Quickfire Q&A

with Kate Mills

Having attended the vernissage festivities for the 2016 Biennale of Sydney, W.E. decided to take the opportunity to learn a little more about its new Chair, Kate Mills. With a background in policy, law and governance, she is also a passionate, if eclectic, collector of visual art, has a bursting library of books, foreign film DVDs and videos, vinyl and other (still) unfashionable items (although convinced their time will come). 

W.E. When someone says the word 'art' what springs to mind?

K.M  Creativity, experimentation, polemical, quirky, cheeky and even visceral - not bounded by any particular form or material – that traverses a wide field of endeavours including film, writing, music, dance     and other performance works, in addition to what might conventionally be considered “art”, such as painting or photography, or other visual art forms.  It is a way of conceiving – seeing and thinking about the various worlds we each occupy, our place in them, what we idealise, find inspiring or fetishise and often a means of confronting issues or provoking differing views of and responses to the status quo.

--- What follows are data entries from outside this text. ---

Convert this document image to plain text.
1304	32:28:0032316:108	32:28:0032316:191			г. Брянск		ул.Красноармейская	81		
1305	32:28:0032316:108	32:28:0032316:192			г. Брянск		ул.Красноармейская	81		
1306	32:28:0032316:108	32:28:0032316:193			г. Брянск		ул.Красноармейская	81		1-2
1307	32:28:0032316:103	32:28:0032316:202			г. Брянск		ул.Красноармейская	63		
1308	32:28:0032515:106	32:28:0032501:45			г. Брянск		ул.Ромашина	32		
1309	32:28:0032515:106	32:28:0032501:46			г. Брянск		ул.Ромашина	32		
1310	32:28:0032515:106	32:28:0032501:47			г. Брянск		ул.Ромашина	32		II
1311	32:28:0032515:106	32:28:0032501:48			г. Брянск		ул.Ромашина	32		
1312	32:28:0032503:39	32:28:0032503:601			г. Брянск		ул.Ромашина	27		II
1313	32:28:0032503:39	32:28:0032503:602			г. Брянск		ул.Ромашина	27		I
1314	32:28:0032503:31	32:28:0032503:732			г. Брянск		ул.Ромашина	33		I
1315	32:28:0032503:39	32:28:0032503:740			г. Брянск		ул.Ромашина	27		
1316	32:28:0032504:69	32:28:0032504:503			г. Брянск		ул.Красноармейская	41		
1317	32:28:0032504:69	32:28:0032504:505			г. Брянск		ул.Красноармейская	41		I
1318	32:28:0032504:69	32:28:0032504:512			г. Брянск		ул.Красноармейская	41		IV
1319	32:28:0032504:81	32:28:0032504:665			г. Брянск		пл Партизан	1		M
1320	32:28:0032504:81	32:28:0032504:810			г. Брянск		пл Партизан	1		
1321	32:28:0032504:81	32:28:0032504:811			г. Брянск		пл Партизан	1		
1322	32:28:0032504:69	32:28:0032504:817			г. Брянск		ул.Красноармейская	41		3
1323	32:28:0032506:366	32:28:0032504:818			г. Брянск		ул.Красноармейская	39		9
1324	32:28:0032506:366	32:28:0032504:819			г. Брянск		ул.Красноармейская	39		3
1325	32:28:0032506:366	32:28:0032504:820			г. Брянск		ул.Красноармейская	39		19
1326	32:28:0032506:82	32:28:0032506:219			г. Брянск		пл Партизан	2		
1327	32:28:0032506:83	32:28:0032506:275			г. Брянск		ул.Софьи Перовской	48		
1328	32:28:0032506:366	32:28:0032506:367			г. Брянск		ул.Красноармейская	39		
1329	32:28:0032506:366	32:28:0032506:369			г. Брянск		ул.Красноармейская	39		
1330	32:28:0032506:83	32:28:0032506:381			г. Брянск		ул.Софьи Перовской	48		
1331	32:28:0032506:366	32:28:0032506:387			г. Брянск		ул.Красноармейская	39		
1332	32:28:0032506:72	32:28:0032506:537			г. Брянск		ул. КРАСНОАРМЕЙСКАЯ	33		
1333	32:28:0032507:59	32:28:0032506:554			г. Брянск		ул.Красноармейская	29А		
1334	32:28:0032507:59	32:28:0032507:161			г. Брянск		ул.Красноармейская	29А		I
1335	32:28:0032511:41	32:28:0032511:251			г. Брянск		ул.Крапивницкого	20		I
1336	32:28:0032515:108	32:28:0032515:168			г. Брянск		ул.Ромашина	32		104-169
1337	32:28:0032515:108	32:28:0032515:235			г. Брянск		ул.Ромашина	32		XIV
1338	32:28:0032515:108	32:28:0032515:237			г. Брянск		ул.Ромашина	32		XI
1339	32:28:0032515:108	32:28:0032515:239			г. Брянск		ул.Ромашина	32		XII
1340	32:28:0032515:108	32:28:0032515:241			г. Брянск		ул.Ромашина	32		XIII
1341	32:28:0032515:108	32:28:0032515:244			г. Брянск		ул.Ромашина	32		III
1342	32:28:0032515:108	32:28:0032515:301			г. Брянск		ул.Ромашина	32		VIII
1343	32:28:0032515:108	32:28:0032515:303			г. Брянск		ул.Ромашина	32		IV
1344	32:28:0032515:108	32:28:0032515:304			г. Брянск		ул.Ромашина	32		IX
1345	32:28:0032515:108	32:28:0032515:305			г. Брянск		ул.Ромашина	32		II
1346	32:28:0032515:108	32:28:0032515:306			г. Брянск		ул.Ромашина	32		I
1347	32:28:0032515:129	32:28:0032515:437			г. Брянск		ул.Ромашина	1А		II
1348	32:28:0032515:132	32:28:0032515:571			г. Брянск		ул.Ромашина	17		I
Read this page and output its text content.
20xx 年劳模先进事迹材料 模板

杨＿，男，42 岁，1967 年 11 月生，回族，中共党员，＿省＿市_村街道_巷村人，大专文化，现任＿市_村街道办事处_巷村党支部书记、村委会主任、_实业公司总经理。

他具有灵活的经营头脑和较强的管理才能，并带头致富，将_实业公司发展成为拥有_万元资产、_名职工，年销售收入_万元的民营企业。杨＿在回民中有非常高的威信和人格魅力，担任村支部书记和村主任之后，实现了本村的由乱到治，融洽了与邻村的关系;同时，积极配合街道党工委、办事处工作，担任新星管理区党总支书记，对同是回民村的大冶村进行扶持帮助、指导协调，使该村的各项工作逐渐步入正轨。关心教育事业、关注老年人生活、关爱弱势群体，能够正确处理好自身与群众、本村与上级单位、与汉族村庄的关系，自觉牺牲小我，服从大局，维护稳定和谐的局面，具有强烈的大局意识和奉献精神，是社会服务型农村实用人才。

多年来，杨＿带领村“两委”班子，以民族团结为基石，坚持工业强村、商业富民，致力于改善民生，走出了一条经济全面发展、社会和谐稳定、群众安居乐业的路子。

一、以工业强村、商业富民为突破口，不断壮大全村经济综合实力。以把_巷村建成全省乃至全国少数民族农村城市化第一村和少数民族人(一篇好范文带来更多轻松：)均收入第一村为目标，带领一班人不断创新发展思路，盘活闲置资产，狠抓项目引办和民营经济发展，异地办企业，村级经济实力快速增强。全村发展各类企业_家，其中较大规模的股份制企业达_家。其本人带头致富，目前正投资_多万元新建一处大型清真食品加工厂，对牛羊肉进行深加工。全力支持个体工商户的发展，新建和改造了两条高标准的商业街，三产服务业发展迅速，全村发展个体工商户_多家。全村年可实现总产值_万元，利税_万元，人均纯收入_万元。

W.E. How does art make a difference to your life?

K.M. It reminds me constantly that there is a multiplicity of ideas or visions in life and in particular, that there are no right or wrong views nor any basis for belief in western socio-cultural hegemonies.  It also reminds me of the importance of making plenty of time in life to engage meaningfully with others and also with physical things (as distinct from cyber and virtual realities), to explore commonalities despite outward differences, to be both accepting and willing to be challenged, to be self-reflective, and ultimately, what a joy it is to be living.

W.E. Tell us about your top five 'dream' instagram followers.  

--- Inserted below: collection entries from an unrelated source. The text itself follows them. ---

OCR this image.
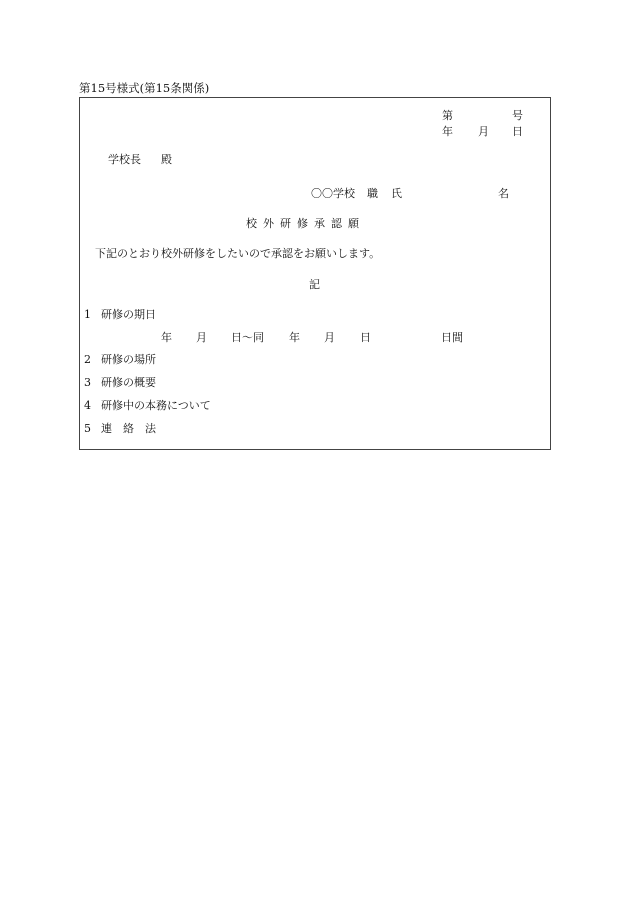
第15号様式(第15条関係)
第	号
年 月 日
学校長 殿
〇〇学校 職 氏	名
校外研修承認願
下記のとおり校外研修をしたいので承認をお願いします。
記
1 研修の期日
年 月 日〜同 年 月 日	日間
2 研修の場所
3 研修の概要
4 研修中の本務について
5 連　絡　法
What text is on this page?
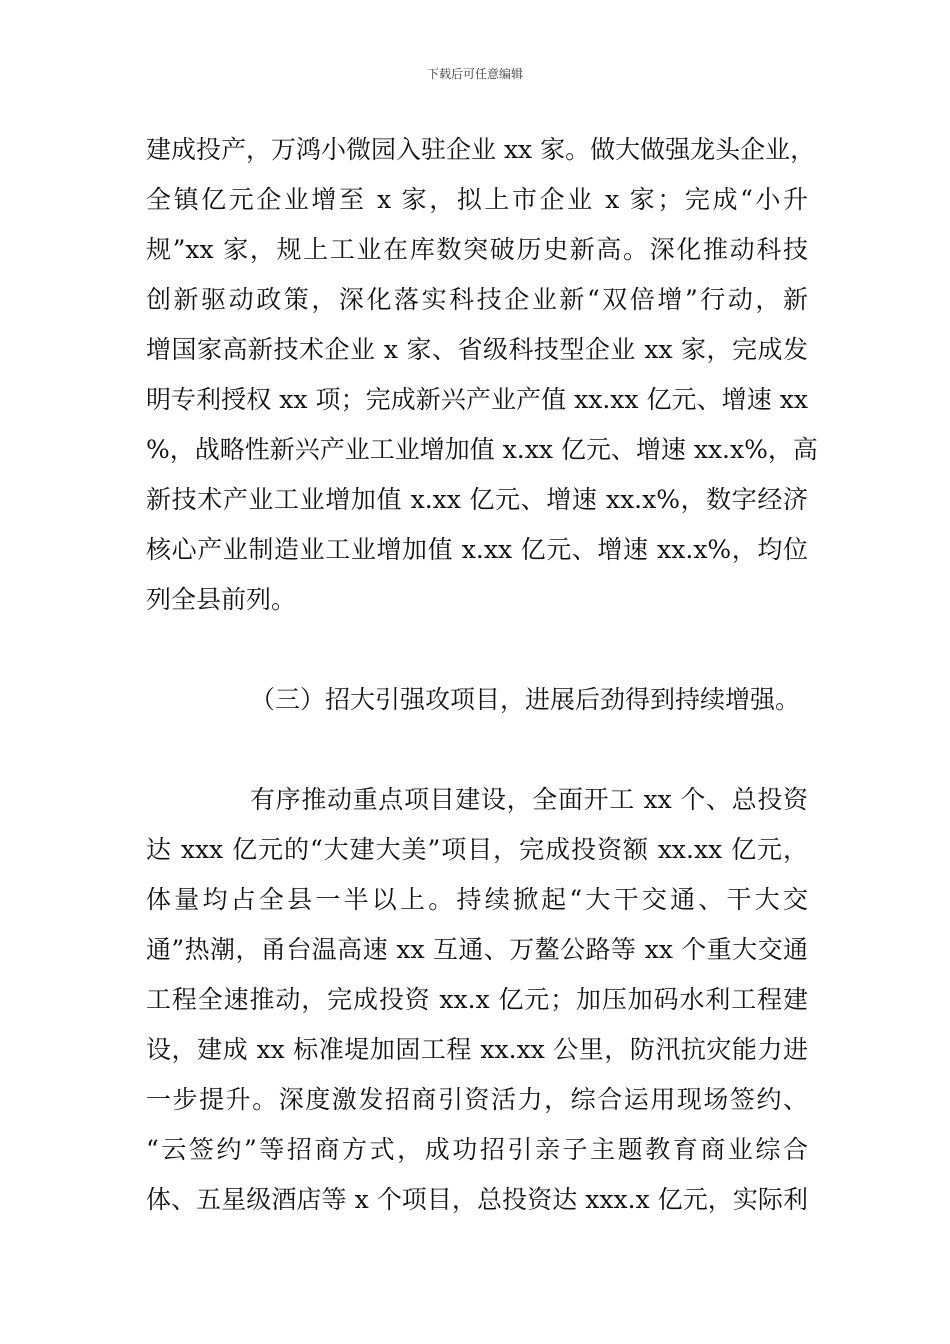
下载后可任意编辑
建成投产，万鸿小微园入驻企业 xx 家。做大做强龙头企业，
全镇亿元企业增至 x 家，拟上市企业 x 家；完成“小升
规”xx 家，规上工业在库数突破历史新高。深化推动科技
创新驱动政策，深化落实科技企业新“双倍增”行动，新
增国家高新技术企业 x 家、省级科技型企业 xx 家，完成发
明专利授权 xx 项；完成新兴产业产值 xx.xx 亿元、增速 xx
%，战略性新兴产业工业增加值 x.xx 亿元、增速 xx.x%，高
新技术产业工业增加值 x.xx 亿元、增速 xx.x%，数字经济
核心产业制造业工业增加值 x.xx 亿元、增速 xx.x%，均位
列全县前列。
（三）招大引强攻项目，进展后劲得到持续增强。
有序推动重点项目建设，全面开工 xx 个、总投资
达 xxx 亿元的“大建大美”项目，完成投资额 xx.xx 亿元，
体量均占全县一半以上。持续掀起“大干交通、干大交
通”热潮，甬台温高速 xx 互通、万鳌公路等 xx 个重大交通
工程全速推动，完成投资 xx.x 亿元；加压加码水利工程建
设，建成 xx 标准堤加固工程 xx.xx 公里，防汛抗灾能力进
一步提升。深度激发招商引资活力，综合运用现场签约、
“云签约”等招商方式，成功招引亲子主题教育商业综合
体、五星级酒店等 x 个项目，总投资达 xxx.x 亿元，实际利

K.M. A mere five is tough. I have selected the following for their lack of conventionalism, the inability to neatly categorise their work and their influence generally. The first would be Louise Bourgeois for her singular iconoclasm, particularly in spotlighting the negative effects of patriarchies, her unapologetic critique of the visual arts including those artists brave enough to visit her home and subject their work to her unflinching gaze (she held regular workshops at home over many years which any artist could attend), and for producing so many works of quiet majesty in addition to the more iconic works for which she is now mainly known. I would then have to say Margarethe von Trotta for creating fresh portrayals of women in film and their relationships in the context of a variety of political settings while eschewing feminism. David Bowie  would be next for having such a restless approach to music and being highly inventive and experimental with musical forms or genres right up to his death – Blackstar is a true masterpiece. The writer and poet Roberto Bolano produced some of the most imaginative, lyrical and (frequently) subversive works I have read, including casting chief protagonists as villainous writers or poets to explore the relationship between crime and poetry and to highlight the violent underbelly of Latin America. And finally I think I would choose Peggy Guggenheim for taking the road seemingly less travelled, promoting so many artists (controversially) and creating such an interesting legacy.

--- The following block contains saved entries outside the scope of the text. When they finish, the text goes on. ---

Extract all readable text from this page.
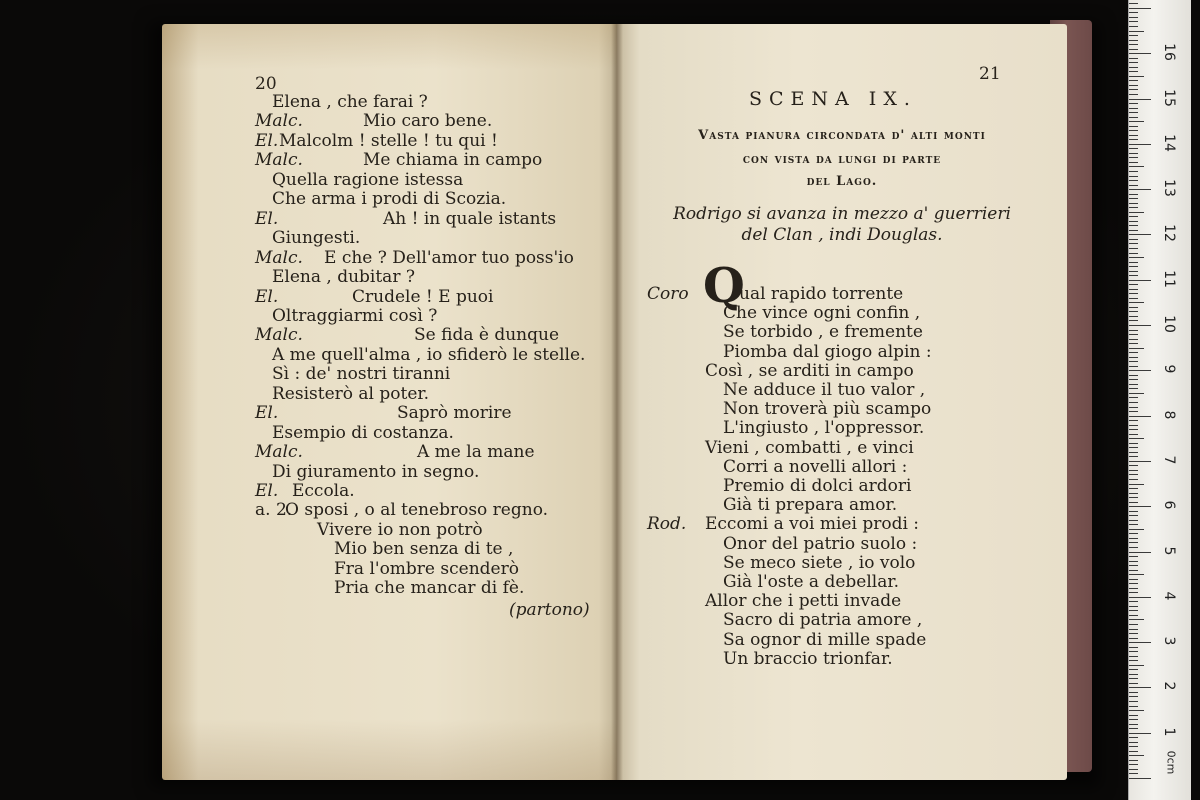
20
Elena , che farai ?
Malc.	Mio caro bene.
El. Malcolm ! stelle ! tu qui !
Malc.	Me chiama in campo
Quella ragione istessa
Che arma i prodi di Scozia.
El.	Ah ! in quale istants
Giungesti.
Malc. E che ? Dell'amor tuo poss'io
Elena , dubitar ?
El.	Crudele ! E puoi
Oltraggiarmi così ?
Malc.	Se fida è dunque
A me quell'alma , io sfiderò le stelle.
Sì : de' nostri tiranni
Resisterò al poter.
El.	Saprò morire
Esempio di costanza.
Malc.	A me la mane
Di giuramento in segno.
El. Eccola.
a. 2.
O sposi , o al tenebroso regno.
Vivere io non potrò
Mio ben senza di te ,
Fra l'ombre scenderò
Pria che mancar di fè.
(partono)
21
SCENA IX.
Vasta pianura circondata d' alti monti
con vista da lungi di parte
del Lago.
Rodrigo si avanza in mezzo a' guerrieri
del Clan , indi Douglas.
Coro Q
ual rapido torrente
Che vince ogni confin ,
Se torbido , e fremente
Piomba dal giogo alpin :
Così , se arditi in campo
Ne adduce il tuo valor ,
Non troverà più scampo
L'ingiusto , l'oppressor.
Vieni , combatti , e vinci
Corri a novelli allori :
Premio di dolci ardori
Già ti prepara amor.
Rod. Eccomi a voi miei prodi :
Onor del patrio suolo :
Se meco siete , io volo
Già l'oste a debellar.
Allor che i petti invade
Sacro di patria amore ,
Sa ognor di mille spade
Un braccio trionfar.
0cm
1
2
3
4
5
6
7
8
9
10
11
12
13
14
15
16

W.E. Of all the places you have been in the world, which would you describe the most creatively exciting?

K.M. Again a tough one as I have seen far too little of the world despite a lot of travel. I have a preference for London at present because it is a cultural crossroad – many artists from across the world still make their way there and it remains ripe with possibilities. It has a rich, varied and at times quite bloody or troubled history (including periodic violent confrontations between cultures and classes in recent times), yet still manages to support a diversity of artistic endeavours and practices which respond in challenging and ever creative ways; and enables us to see this work together with works across the ages, albeit sometimes in problematic fora (national institutions, whose policies for collecting or staging until relatively recently in some cases have come under scrutiny as paternalistic or culturally insensitive).

W.E. What is the last work you saw that blew your socks off?

K.M. Mona Hartoum’s untitled grater works on paper at an art fair in Hong Kong because in addition to making me feel squeamish at the thought of hand rubbing paper over a cheese grater, it was when I first sensed a frisson with my partner (we weren’t together at the time) and how a mutual passion for art could excite real possibilities in life.